Dive Brief:
- California’s energy storage portfolio could yield net grid benefits of up to $1.6 billion a year by 2032 as the state looks to expand grid-scale battery installations to 13.6 GW, according to a report put together by Lumen Energy Strategy for the California Public Utilities Commission.
- The report, a requirement included in a 2013 decision from the commission, found that California’s early-stage energy storage pilots, demonstration projects and initial procurements have “successfully enabled a scalable and cost-effective energy storage portfolio that supports the state’s statutory and policy objectives,” Lumen said in a press release.
- “A lot of these benefits come from the fact that storage – particularly well-sited storage – can provide flexible capacity and efficient reliability services to ratepayers,” Sergio Dueñas, policy manager at the California Energy Storage Alliance, said. The benefits also come from potentially deferring other investments in the electric grid and reducing greenhouse gas emissions, he added.
Dive Insight:
Lumen’s study takes a closer look at the operations, costs and benefits of storage resources in California – largely lithium-ion batteries, but also including thermal energy storage and other battery chemistries. These resources range from 25 kW to 300 MW, with discharge durations that range from less than an hour to seven hours.
The report found that from 2017 through 2021, California’s stationary storage market developed from a pilot phase into deploying lithium-ion batteries at commercial scale. At the same time, storage costs dropped significantly – with third-party contract prices ranging from $5 to $8 per kilowatt-month for capacity by the end of 2021 – and the use of storage to meet reliability needs increased significantly.
By the end of 2021, 2,200 MW/8,900 MWh of storage resources were providing resource adequacy services, according to the report. The state has since procured another 5,000 MW/20,000 MWh of storage for reliability through 2023, and a preferred system plan adopted by the CPUC in early 2022 suggests that the state will need an average build out of 1.3 GW of storage per year for reliability over the next decade.
“This study is the first I’ve seen that evaluates the benefits of energy storage resources installed at all grid locations — meaning installed at customer sites, on the distribution system, and on the transmission system — with a single consistent approach,” Mariko Geronimo Aydin, one of the co-authors of the report, said in a statement.
The study also analyzed the costs and benefits of California’s energy storage resources. From 2017 through 2021, state ratepayers invested $75 million a year on average in various exploratory storage projects and incentive programs, according to the report.

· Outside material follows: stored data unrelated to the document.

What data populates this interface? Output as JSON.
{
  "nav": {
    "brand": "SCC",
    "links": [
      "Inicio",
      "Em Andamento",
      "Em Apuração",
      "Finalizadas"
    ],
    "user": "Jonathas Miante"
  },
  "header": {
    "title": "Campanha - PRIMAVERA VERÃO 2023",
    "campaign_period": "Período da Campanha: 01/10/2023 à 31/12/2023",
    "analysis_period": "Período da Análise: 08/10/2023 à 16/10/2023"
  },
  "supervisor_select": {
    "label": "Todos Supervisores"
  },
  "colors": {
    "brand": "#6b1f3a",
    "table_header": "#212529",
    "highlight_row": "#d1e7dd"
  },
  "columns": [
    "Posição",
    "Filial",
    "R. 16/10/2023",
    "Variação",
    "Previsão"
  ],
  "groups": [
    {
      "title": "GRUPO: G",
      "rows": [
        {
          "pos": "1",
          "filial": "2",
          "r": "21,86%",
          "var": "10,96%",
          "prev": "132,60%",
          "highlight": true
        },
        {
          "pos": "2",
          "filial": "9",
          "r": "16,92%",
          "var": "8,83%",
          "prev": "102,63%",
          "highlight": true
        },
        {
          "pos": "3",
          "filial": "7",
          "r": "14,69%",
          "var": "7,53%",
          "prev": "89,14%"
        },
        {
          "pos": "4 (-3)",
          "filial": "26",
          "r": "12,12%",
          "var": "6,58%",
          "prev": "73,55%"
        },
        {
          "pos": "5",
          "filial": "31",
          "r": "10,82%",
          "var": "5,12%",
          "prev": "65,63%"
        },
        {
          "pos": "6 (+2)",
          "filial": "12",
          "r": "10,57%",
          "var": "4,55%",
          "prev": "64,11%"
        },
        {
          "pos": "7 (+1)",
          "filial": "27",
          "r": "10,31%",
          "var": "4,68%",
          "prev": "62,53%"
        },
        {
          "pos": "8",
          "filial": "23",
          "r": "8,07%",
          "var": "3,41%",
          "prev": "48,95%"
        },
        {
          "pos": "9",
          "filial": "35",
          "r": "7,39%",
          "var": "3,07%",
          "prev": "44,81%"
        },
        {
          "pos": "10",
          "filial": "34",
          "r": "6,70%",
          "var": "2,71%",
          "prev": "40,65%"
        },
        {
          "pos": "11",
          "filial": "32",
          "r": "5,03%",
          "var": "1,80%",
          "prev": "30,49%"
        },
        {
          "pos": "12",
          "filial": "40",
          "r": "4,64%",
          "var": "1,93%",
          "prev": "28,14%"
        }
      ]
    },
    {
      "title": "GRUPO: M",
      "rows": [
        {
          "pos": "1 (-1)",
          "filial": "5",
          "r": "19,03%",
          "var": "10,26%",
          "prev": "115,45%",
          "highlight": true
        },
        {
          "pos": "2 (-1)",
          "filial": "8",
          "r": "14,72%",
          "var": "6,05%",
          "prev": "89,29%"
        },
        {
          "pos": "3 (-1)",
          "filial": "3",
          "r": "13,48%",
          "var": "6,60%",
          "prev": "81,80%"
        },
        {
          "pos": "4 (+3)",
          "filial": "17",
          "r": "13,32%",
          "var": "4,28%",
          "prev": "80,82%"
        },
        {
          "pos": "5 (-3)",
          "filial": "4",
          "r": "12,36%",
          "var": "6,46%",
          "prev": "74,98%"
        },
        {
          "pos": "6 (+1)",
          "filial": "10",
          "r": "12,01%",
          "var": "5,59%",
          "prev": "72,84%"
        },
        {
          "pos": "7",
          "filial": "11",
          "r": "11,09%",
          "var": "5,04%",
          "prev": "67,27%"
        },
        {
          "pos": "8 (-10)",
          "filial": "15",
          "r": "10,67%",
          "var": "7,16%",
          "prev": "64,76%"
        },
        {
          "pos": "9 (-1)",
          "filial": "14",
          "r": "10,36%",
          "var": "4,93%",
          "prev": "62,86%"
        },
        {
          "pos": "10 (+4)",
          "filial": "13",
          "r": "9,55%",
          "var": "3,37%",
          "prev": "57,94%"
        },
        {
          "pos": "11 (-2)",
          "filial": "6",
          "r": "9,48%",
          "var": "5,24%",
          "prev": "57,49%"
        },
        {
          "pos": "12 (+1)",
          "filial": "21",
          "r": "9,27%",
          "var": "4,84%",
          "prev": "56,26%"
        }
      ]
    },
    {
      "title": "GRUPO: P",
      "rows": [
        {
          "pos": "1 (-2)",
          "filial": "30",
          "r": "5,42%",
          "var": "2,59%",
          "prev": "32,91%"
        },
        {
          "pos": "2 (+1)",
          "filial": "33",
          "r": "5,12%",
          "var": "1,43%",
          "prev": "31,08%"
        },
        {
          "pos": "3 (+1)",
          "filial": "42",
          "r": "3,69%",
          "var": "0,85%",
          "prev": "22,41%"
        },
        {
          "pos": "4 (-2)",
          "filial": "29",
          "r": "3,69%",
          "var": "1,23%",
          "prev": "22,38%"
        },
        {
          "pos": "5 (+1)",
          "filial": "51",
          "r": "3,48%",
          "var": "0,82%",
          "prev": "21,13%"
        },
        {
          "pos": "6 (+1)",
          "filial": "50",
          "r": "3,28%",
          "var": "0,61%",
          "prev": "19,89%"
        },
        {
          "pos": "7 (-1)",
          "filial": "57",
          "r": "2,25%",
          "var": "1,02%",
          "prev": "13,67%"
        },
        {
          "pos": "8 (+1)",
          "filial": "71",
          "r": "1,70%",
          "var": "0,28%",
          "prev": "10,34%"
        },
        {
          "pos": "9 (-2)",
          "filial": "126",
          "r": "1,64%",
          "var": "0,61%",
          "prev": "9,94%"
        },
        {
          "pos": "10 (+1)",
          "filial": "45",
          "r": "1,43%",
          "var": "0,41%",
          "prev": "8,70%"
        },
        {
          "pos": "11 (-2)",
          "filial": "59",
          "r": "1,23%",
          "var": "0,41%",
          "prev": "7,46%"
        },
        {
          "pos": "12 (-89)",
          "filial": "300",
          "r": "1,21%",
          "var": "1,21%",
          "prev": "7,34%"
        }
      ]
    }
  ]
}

“The more recent market-mature projects reveal the first fruits of this investment: they were on track to yield net benefits at a rate of $22 million per year by the end of 2021,” it found.
Going forward, the study’s authors expect that the net grid benefits of storage will grow to potentially $835 million to $1.34 billion annually by 2032, as battery installations ramp up to 13.6 GW to meet the state’s 2021 preferred system plan. And with future policy measures to address existing and future barriers to the grid benefits offered by storage, “we believe California can secure these benefits and unlock the full potential of its energy storage portfolio: a more diversified and effective portfolio and a total net grid benefit of $1–$1.6 billion per year by 2032.”
The study doesn't assume a particular mix of technologies, but did model benefits assuming that installed storage has a four-hour duration, CPUC spokesperson Terrie Prosper said in an email. The benefits outlined in the report are primarily from providing capacity for resource adequacy, from "time-shifting" energy from low-value to high-value times, and to a lesser extent, avoiding the curtailment of renewable resources, she said.
“Customer-sited storage could also provide energy value and resource adequacy value either by reducing load (and therefore resource adequacy obligation) or when aggregated into virtual power plants, and this could potentially reduce the need to invest in grid-scale energy storage,” Prosper added.
For utility-scale resources, a key insight from this study is that lithium-ion battery technology matured to scale very quickly, and this is a model that can be replicated for other types of storage as well, Dueñas said.
On the behind-the-meter side, “I think the key takeaway is really the importance of bringing stronger grid signals to customers, so that the value of these behind-the-meter installations can also support grid needs,” he said.
The key could be finding a way to get distributed storage resources to fully provide reliability services, according to Dueñas, “because that’s where a lot of the value comes from.”